If you watch any of the big photography YouTube channels, you’ll see impressive shots of mountains, waterfalls, lakes, and oceans. But, what you might not see is all the frustration and stress that comes with a photo shoot out in the elements. Like me for example: dropping my camera within the first hour of the first day of my trip. Photography is a tricky game, and it takes time and patience to master. Here are a few of the mistakes I made — and eventually learned from.
1. Don’t Bring Too Much Gear
Image via Rawpixel.com.
You shouldn’t bring too much gear. But when you’re standing over your camera bag, and you have to choose what you can and can’t carry with you, the decisions become difficult. The key is to not second-guess yourself; later, you can adapt accordingly out in the field. If you want to get a certain shot, but you don’t feel like you have the right lens, adapt and make it work. Photography largely relies on your creative gut, so trust it.
2. Don’t Get Lost
Image via everst.
This may sound obvious, but don’t become disoriented. If you’re on a hike, this might seem simple. But when you’re taking photos, you might find yourself looking through the viewfinder up at the trees, down at the ground, and everywhere in between. If you do this long enough and then stop staring through the viewfinder, you might be turned around entirely. Make sure to leave clues and markers around you so you know which way you’re going.

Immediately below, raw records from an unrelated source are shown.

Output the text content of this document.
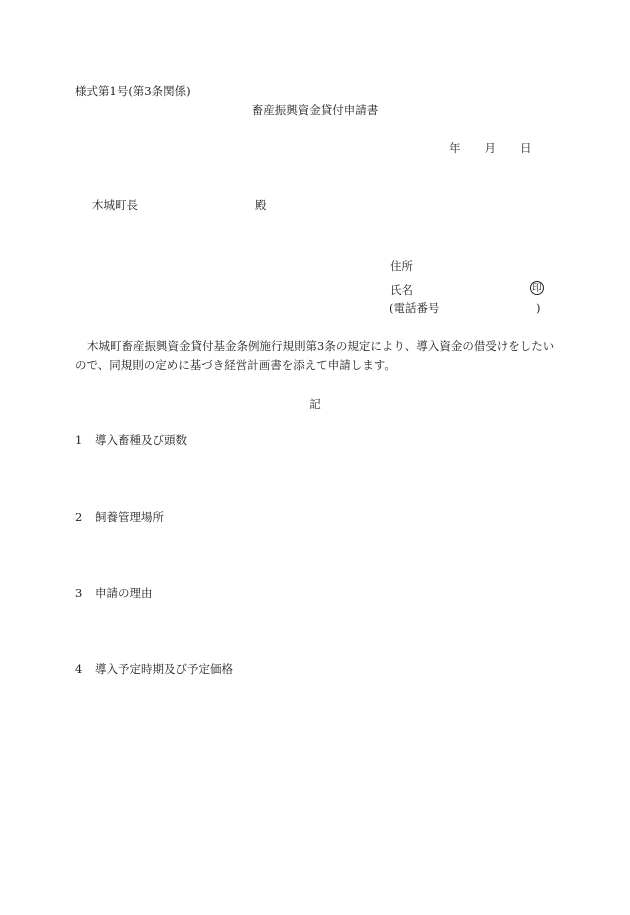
様式第1号(第3条関係)
畜産振興資金貸付申請書
年 月 日
木城町長	殿
住所
氏名	印
(電話番号	)
木城町畜産振興資金貸付基金条例施行規則第3条の規定により、導入資金の借受けをしたいので、同規則の定めに基づき経営計画書を添えて申請します。
記
1 導入畜種及び頭数
2 飼養管理場所
3 申請の理由
4 導入予定時期及び予定価格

3. Tell Someone Where You’re Going
Image via Jacob Lund.
Surprise: there’s little to no mobile service in the mountains. So, it is critical to tell someone where you’re going and when. No photo is worth getting lost or hurt, especially if you can avoid it with a simple text.
4. Bring Enough Power
Image via Janaka Dharmasena.
Charge your batteries, obviously. But, there are also a few pieces of gear you can buy to prevent your batteries from dying. For example, the new RODE Mic Pro + turns on and off with your camera, so you don’t have to worry about forgetting to turn it off (if you’re shooting landscape videography). I’ve even gone as far as sticking a little piece of gaff tape on the camera and writing “turn off camera” so that I’m constantly reminded to turn off the camera when I’m not using it (which saves even more power than the camera’s auto shut-off).
But, most importantly don’t drop your camera.